Faltando pouco mais de 40 dias para o início da Copa do Mundo de 2014, o encontro começou com críticas à realização do Mundial de futebol. “Não vai ter Copa”, gritaram os 350 participantes, vindos de 11 das 12 cidades-sede do evento. Para eles, o evento tem significado a ocorrência de violações de direitos, tanto do gasto dos recursos públicos quanto da efetivação de projetos para preparar as cidades e que levaram à remoção de milhares de famílias, conforme aponta dossiê da Ancop.

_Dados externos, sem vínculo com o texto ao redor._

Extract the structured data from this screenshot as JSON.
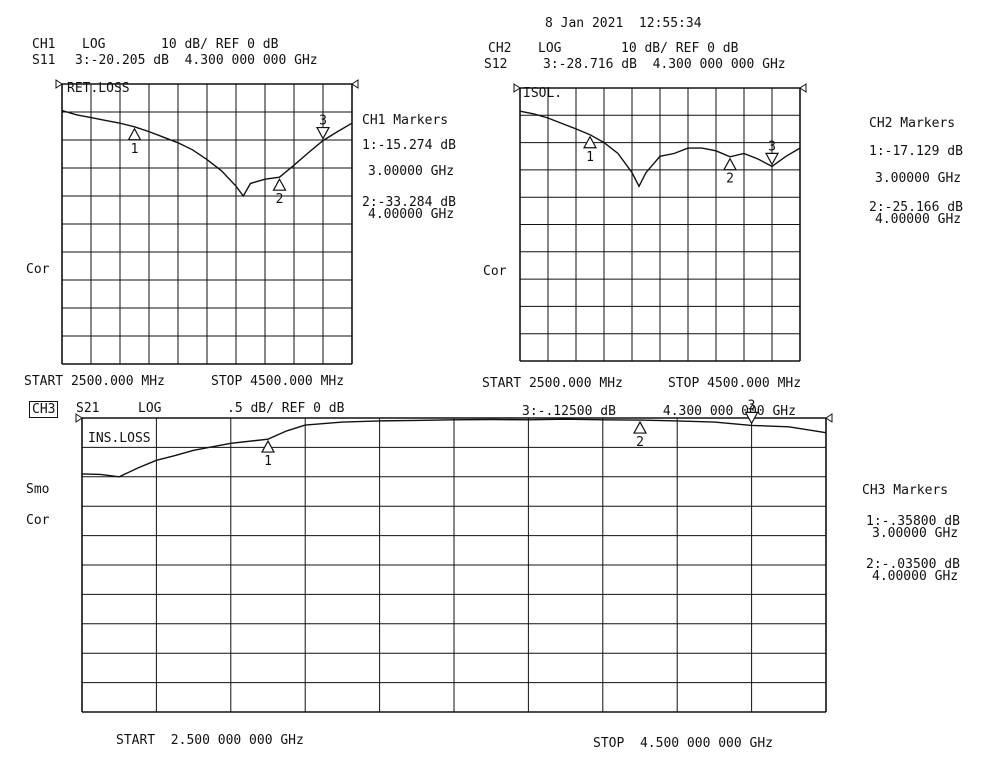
{
  "timestamp": "8 Jan 2021  12:55:34",
  "charts": [
    {
      "id": "ch1",
      "header": {
        "ch": "CH1",
        "format": "LOG",
        "scale": "10 dB/ REF 0 dB",
        "param": "S11",
        "marker_readout": "3:-20.205 dB  4.300 000 000 GHz"
      },
      "trace_label": "RET.LOSS",
      "side_label": "Cor",
      "markers_title": "CH1 Markers",
      "marker_lines": [
        "1:-15.274 dB",
        "3.00000 GHz",
        "2:-33.284 dB",
        "4.00000 GHz"
      ],
      "marker_labels": [
        "1",
        "2",
        "3"
      ],
      "start_label": "START 2500.000 MHz",
      "stop_label": "STOP 4500.000 MHz"
    },
    {
      "id": "ch2",
      "header": {
        "ch": "CH2",
        "format": "LOG",
        "scale": "10 dB/ REF 0 dB",
        "param": "S12",
        "marker_readout": "3:-28.716 dB  4.300 000 000 GHz"
      },
      "trace_label": "ISOL.",
      "side_label": "Cor",
      "markers_title": "CH2 Markers",
      "marker_lines": [
        "1:-17.129 dB",
        "3.00000 GHz",
        "2:-25.166 dB",
        "4.00000 GHz"
      ],
      "marker_labels": [
        "1",
        "2",
        "3"
      ],
      "start_label": "START 2500.000 MHz",
      "stop_label": "STOP 4500.000 MHz"
    },
    {
      "id": "ch3",
      "header": {
        "ch": "CH3",
        "param": "S21",
        "format": "LOG",
        "scale": ".5 dB/ REF 0 dB",
        "marker_readout": "3:-.12500 dB      4.300 000 000 GHz"
      },
      "trace_label": "INS.LOSS",
      "side_labels": [
        "Smo",
        "Cor"
      ],
      "markers_title": "CH3 Markers",
      "marker_lines": [
        "1:-.35800 dB",
        "3.00000 GHz",
        "2:-.03500 dB",
        "4.00000 GHz"
      ],
      "marker_labels": [
        "1",
        "2",
        "3"
      ],
      "start_label": "START  2.500 000 000 GHz",
      "stop_label": "STOP  4.500 000 000 GHz"
    }
  ],
  "chart_data": [
    {
      "type": "line",
      "title": "RET.LOSS",
      "xlim": [
        2.5,
        4.5
      ],
      "ylim": [
        -100,
        0
      ],
      "grid": true,
      "series": [
        {
          "name": "S11",
          "x": [
            2.5,
            2.6,
            2.7,
            2.8,
            2.9,
            3.0,
            3.1,
            3.2,
            3.3,
            3.4,
            3.5,
            3.6,
            3.7,
            3.75,
            3.8,
            3.9,
            4.0,
            4.1,
            4.2,
            4.3,
            4.4,
            4.5
          ],
          "y": [
            -9.5,
            -11,
            -12,
            -13,
            -14,
            -15.3,
            -17,
            -19,
            -21,
            -23.5,
            -27,
            -31,
            -36.5,
            -40,
            -35.5,
            -34,
            -33.3,
            -29,
            -24.5,
            -20.2,
            -17,
            -14
          ]
        }
      ],
      "markers": [
        {
          "label": "1",
          "x": 3.0,
          "y": -15.274
        },
        {
          "label": "2",
          "x": 4.0,
          "y": -33.284
        },
        {
          "label": "3",
          "x": 4.3,
          "y": -20.205
        }
      ]
    },
    {
      "type": "line",
      "title": "ISOL.",
      "xlim": [
        2.5,
        4.5
      ],
      "ylim": [
        -100,
        0
      ],
      "grid": true,
      "series": [
        {
          "name": "S12",
          "x": [
            2.5,
            2.6,
            2.7,
            2.8,
            2.9,
            3.0,
            3.1,
            3.2,
            3.3,
            3.35,
            3.4,
            3.5,
            3.6,
            3.7,
            3.8,
            3.9,
            4.0,
            4.1,
            4.2,
            4.3,
            4.4,
            4.5
          ],
          "y": [
            -8.5,
            -9.5,
            -11,
            -13,
            -15,
            -17.1,
            -20,
            -24,
            -31,
            -36,
            -31,
            -25,
            -24,
            -22,
            -22,
            -23,
            -25.2,
            -24,
            -26,
            -28.7,
            -25,
            -22
          ]
        }
      ],
      "markers": [
        {
          "label": "1",
          "x": 3.0,
          "y": -17.129
        },
        {
          "label": "2",
          "x": 4.0,
          "y": -25.166
        },
        {
          "label": "3",
          "x": 4.3,
          "y": -28.716
        }
      ]
    },
    {
      "type": "line",
      "title": "INS.LOSS",
      "xlim": [
        2.5,
        4.5
      ],
      "ylim": [
        -5,
        0
      ],
      "grid": true,
      "series": [
        {
          "name": "S21",
          "x": [
            2.5,
            2.55,
            2.6,
            2.65,
            2.7,
            2.75,
            2.8,
            2.9,
            3.0,
            3.05,
            3.1,
            3.2,
            3.3,
            3.4,
            3.5,
            3.6,
            3.7,
            3.8,
            3.9,
            4.0,
            4.1,
            4.2,
            4.3,
            4.4,
            4.5
          ],
          "y": [
            -0.95,
            -0.96,
            -1.0,
            -0.85,
            -0.72,
            -0.64,
            -0.55,
            -0.43,
            -0.36,
            -0.22,
            -0.12,
            -0.07,
            -0.05,
            -0.04,
            -0.03,
            -0.025,
            -0.03,
            -0.02,
            -0.03,
            -0.035,
            -0.05,
            -0.07,
            -0.125,
            -0.15,
            -0.25
          ]
        }
      ],
      "markers": [
        {
          "label": "1",
          "x": 3.0,
          "y": -0.358
        },
        {
          "label": "2",
          "x": 4.0,
          "y": -0.035
        },
        {
          "label": "3",
          "x": 4.3,
          "y": -0.125
        }
      ]
    }
  ]
}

Moradora da Vila Dique, em Porto Alegre, Sheila Mota relatou o sofrimento da família e dos vizinhos. Metade das pessoas que morava na comunidade foi removida para uma área conhecida na cidade como “Faixa de Gaza”, devido ao grande número de conflitos no local. “Eu perdi o meu filho ali”, afirmou, acrescentando que havia acabado de receber a informação de que o genro foi assassinado, no mesmo local. “Nós estamos sendo removidos contra a nossa vontade”, disse Sheila. Para ela, os recursos públicos deveriam ter sido investidos em políticas públicas para a Vila Dique. “O governo não nos dá saúde, não nos dá segurança, mas quer tirar a gente das comunidades onde vivemos há anos”.
“Quando chegamos ali não tinha nada. Nós que fizemos o arruamento, as nossas casas, sem ajuda nenhuma de governo, nem federal, nem municipal, nada”, lembra a moradora da Vila Autódromo, no Rio de Janeiro, Terezinha Martins. Atualmente, a comunidade, que existe há 50 anos, corre o risco de ser removida. “Estamos sofrendo pressões a todo momento”, diz. Mesmo com a proximidade da Copa, a possibilidade de ser retirada de onde mora não foi afastada. De acordo com Terezinha, a região pode ser modificada para receber obras de acessibilidade, como a duplicação da Avenida Salvador Allende, para as Olimpíadas de 2016. “Eu não construi minha casa para negociar com ninguém, eu construi minha casa para morar com a minha família”, reitera.